Building a dependency-free site in 2019

Last month, Michelle Barker wrote about redoing her website, and trying to build it without dependencies, using just HTML and CSS (with JS as a progressive enhancement to be added later).

I didn’t want to spend a whole lot of time configuring a new set of tools for what I intended to be a very simple single-page site. I didn’t plan on using Javascript, although I wouldn’t rule this out down the road (as progressive enhancement). I wanted to get my site built and published as quickly as possible, so that I’d have something to point people to if they want to know what I do. But I also wanted to be able to maintain it relatively easy – add extra speaking engagements, articles and bio updates when the need arises. It was important to me that re-visiting the site a little way down the road wouldn’t require a whole new re-configuration of a complex set of tools – I didn’t want to spend an hour updating dependencies before I could do any actual work. I want my tools to get out of the way so I can concentrate on the things I love: HTML and CSS.

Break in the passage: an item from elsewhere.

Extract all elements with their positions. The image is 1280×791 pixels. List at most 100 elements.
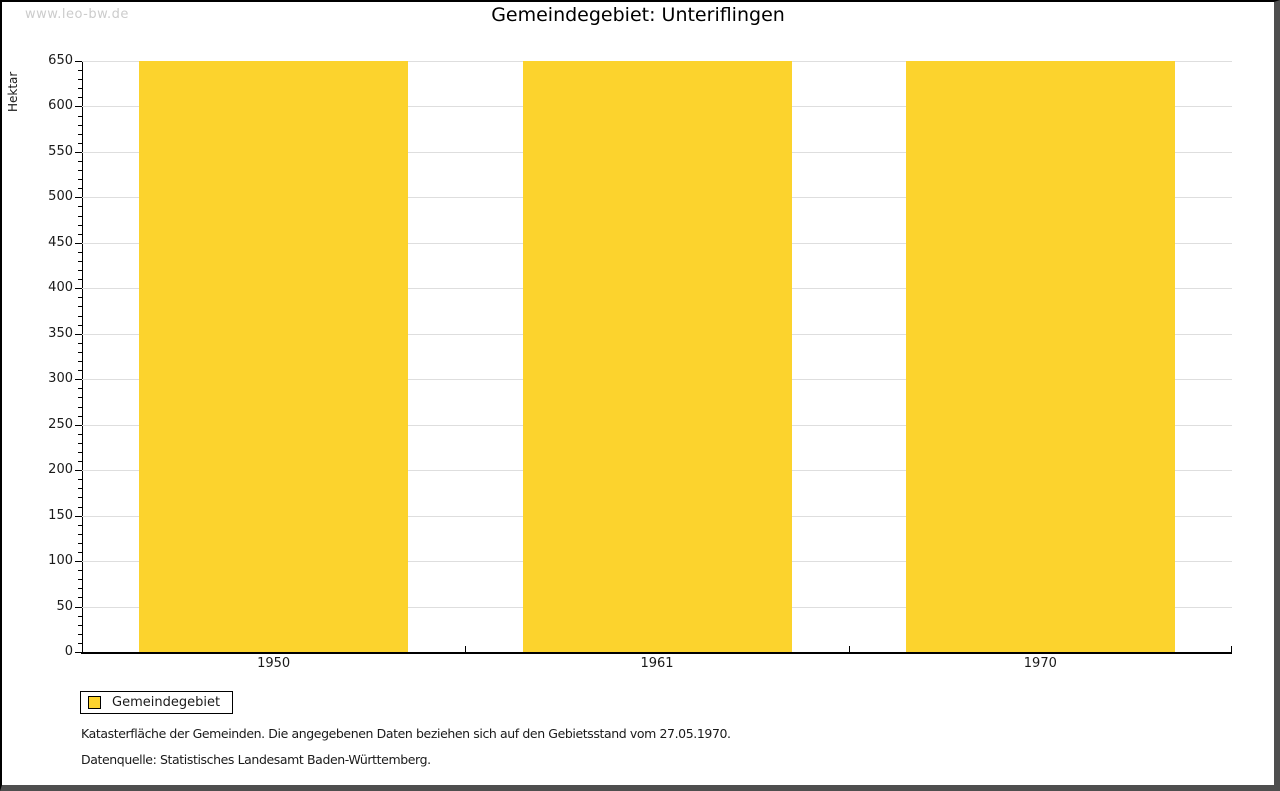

👏👏👏. Hell yes. I can 100% get behind this.

Michelle came to a few of the same conclusion I have whenever I’ve tried an experiment like this: native CSS is really powerful today, but lacks two awesome features that Sass has—modular files, and nesting.

I also can’t give up my build process, that handles minifying and concatenating my files, optimizing SVGs, and so on. Michelle discovered something really cool that hadn’t occurred me: modern text editors can replace all that.

I use VS Code, and one Twitter user recommended an extension that allows you to compile Sass to CSS in your editor, without a build pipeline. This was a revelation, as I hadn’t really considered it as something my code editor could do before. It reminds me of Codekit, a GUI tool I used a few years ago for compiling Sass, and is certainly something I’ll try out at some point, although I don’t plan on adding Sass to my personal site at this point in time. It’s pretty impressive just how powerful VS Code is becoming. There are some other areas it could help with my development process too…

A lot of people think that vanilla JS—and the whole “vanilla” philosophy—is about hand-coding all the things.

But as Michelle’s post demonstrates, it’s really about simplifying your toolset. I don’t want to not use tools. I just want my tools to get out of the way so I can focus on the things I actually care about.

Go checkout Michelle’s whole post. There’s a lot of good stuff in there.